Accelerometers

Hi, this is Richard Mitchell, talking about accelerometers, which we use for finding out whether a robot is going up a hill, and more. So accelerometers. We may want to know if a robot is going up a hill. We might want to know at what angle a robot gripper is, or if a robot has bumped into something. All of these can be determined using accelerometers. But accelerometers have other uses. For instance, modern smart phones have them for setting, for instance, whether you display things in landscape or portrait mode. Cars also have them, triggering an airbag if you crash into something. So what’s the basic idea of an accelerometer? Well, according to Isaac Newton, force equals mass times acceleration.

If you apply a force to an object, it accelerates. That is, it speeds up, or down, or it changes direction. Similarly, if an object decelerates by bumping into something, for instance, a force is generating. Another force that we all experience here on Earth is gravity. An accelerometer is a device which measures either force or acceleration. Details of how they work. Quite often, these contain microscopic crystals which are stressed by forces, and generating voltages using the so-called piezoelectric effect, which we can measure. So in terms of how we detect whether something’s going up a hill, we think about gravity. Here, we’ve got a diagram which represents an object which is on a horizontal surface.

Gravity is acting on that object, pulling it downwards.
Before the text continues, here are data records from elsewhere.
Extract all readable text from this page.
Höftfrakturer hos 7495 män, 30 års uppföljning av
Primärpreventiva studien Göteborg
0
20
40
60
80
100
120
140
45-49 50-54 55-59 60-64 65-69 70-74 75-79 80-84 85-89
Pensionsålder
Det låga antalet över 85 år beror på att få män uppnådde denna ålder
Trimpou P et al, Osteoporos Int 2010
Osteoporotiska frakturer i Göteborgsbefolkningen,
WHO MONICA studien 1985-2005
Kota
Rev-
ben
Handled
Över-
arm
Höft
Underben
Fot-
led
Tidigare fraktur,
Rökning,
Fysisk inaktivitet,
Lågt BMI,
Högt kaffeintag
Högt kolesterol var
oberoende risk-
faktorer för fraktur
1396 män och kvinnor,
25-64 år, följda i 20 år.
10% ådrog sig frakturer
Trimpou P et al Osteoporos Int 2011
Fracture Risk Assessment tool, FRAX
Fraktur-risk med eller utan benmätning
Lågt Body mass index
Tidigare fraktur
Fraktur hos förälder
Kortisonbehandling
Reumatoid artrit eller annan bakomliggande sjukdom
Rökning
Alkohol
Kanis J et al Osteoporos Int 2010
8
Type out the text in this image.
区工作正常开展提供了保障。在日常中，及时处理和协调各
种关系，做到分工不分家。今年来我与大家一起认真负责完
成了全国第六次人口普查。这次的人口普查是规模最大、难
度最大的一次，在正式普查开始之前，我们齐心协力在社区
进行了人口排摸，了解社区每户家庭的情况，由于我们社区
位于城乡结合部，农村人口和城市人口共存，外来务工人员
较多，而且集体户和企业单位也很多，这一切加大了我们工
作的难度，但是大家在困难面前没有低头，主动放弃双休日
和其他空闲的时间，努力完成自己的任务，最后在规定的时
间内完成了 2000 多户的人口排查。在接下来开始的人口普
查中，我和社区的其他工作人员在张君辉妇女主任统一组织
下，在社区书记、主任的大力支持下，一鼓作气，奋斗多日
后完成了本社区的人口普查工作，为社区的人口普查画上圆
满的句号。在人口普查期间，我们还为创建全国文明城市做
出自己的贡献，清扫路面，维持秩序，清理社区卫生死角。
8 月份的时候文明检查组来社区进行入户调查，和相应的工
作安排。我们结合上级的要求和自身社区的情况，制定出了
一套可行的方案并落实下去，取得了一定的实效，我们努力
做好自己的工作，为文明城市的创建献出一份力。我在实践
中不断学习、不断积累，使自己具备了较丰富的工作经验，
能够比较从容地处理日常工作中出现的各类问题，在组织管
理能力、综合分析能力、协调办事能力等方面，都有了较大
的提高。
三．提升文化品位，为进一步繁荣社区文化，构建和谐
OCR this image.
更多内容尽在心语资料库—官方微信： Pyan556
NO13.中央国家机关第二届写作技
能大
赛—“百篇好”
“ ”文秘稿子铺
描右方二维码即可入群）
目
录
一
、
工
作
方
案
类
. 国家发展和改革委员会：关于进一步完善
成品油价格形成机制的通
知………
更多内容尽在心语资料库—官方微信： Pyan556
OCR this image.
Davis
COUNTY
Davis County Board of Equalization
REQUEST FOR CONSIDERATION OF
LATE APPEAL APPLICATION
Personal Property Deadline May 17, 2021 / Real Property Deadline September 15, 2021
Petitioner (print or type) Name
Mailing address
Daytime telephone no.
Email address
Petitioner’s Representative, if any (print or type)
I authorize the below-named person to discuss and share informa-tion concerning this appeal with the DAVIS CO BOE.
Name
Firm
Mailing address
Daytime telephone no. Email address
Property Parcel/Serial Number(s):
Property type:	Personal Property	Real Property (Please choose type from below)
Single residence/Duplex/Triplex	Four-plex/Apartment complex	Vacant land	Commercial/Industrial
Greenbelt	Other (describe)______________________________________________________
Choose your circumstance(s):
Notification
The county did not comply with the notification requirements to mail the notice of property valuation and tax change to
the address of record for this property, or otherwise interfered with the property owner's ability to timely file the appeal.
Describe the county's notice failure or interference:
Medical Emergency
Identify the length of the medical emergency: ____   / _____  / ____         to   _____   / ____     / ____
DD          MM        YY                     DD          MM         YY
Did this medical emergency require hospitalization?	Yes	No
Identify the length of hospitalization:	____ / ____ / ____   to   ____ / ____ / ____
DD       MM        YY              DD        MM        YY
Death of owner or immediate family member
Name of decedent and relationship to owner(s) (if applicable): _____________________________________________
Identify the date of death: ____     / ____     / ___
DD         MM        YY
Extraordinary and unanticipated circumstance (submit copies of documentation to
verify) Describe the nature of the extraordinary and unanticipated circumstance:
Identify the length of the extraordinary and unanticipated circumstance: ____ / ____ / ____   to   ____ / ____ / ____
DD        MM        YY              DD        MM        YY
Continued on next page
So the force down is perpendicular to the surface. If however, the object is on a slope, like this, gravity is still operating vertically. But part of that force is operating in this direction, which is perpendicular to the surface, and some of it is going down parallel to the surface. And it turns out, if the slope is a particular length l, and it rises by amount h, then the force parallel to the surface is the normal weight due to gravity multiplied by h/l.

Now, for robots, we have so-called 2D or 3D accelerometers, and these measure forces in directions which are at right angles to one another. They can be used to determine the angle of a robot. Is it going uphill or not. But they are used also on smart phones. For instance, to determine whether or not you display in this mode, portrait mode, or in this mode, which is landscape mode. Let’s demonstrate this with another web page. This web page illustrates accelerometers and how they work on mobile phones. We’ve got an image of a phone like this, and this vertical line here is showing an indication of the gravitational force coming down. Effectively, the phone is vertically.

And what we see is the force in the y direction is 3, due to the weight of the phone. But if I start to rotate the phone to the right, we now see that, not only is there a force in this direction, which is smaller than it was, but there’s also one in the perpendicular direction. And the y-force now has gone down from 3 to 2.6, and now the x-force is 1.5. Go a bit further, the two forces are about the same. Further, still, and we now see that the force in the x direction, 2.6, which is greater than that in the y direction, as a result of which, the phone is now moved to landscape mode.

Put it back, back into portrait mode. You can also tell the angle of your phone, which is what we use in order to find out whether the robot is going uphill. So if I tilt backwards, what we see is, if you at the y-force, it’s gone down from 3 to 2.6. It’s now down to 2.12, and so forth. OK.

So we’ve seen that accelerometers can be used to measure the slope a robot is on, we will use this, as we’ll see next week, to reduce the rocking motion that the ERIC robot has. We could also use them as bump sensors so that, for instance, when the robot hits a wall, it decelerates, and we could measure that force. In fact, we don’t do it that way, because you can also detect whether the robot has bumped into a wall by when you’re commanding it to go forward, but it’s not moving at all. Anyhow, you’re free to investigate the web page which simulates the phone to see what happens as you move it around.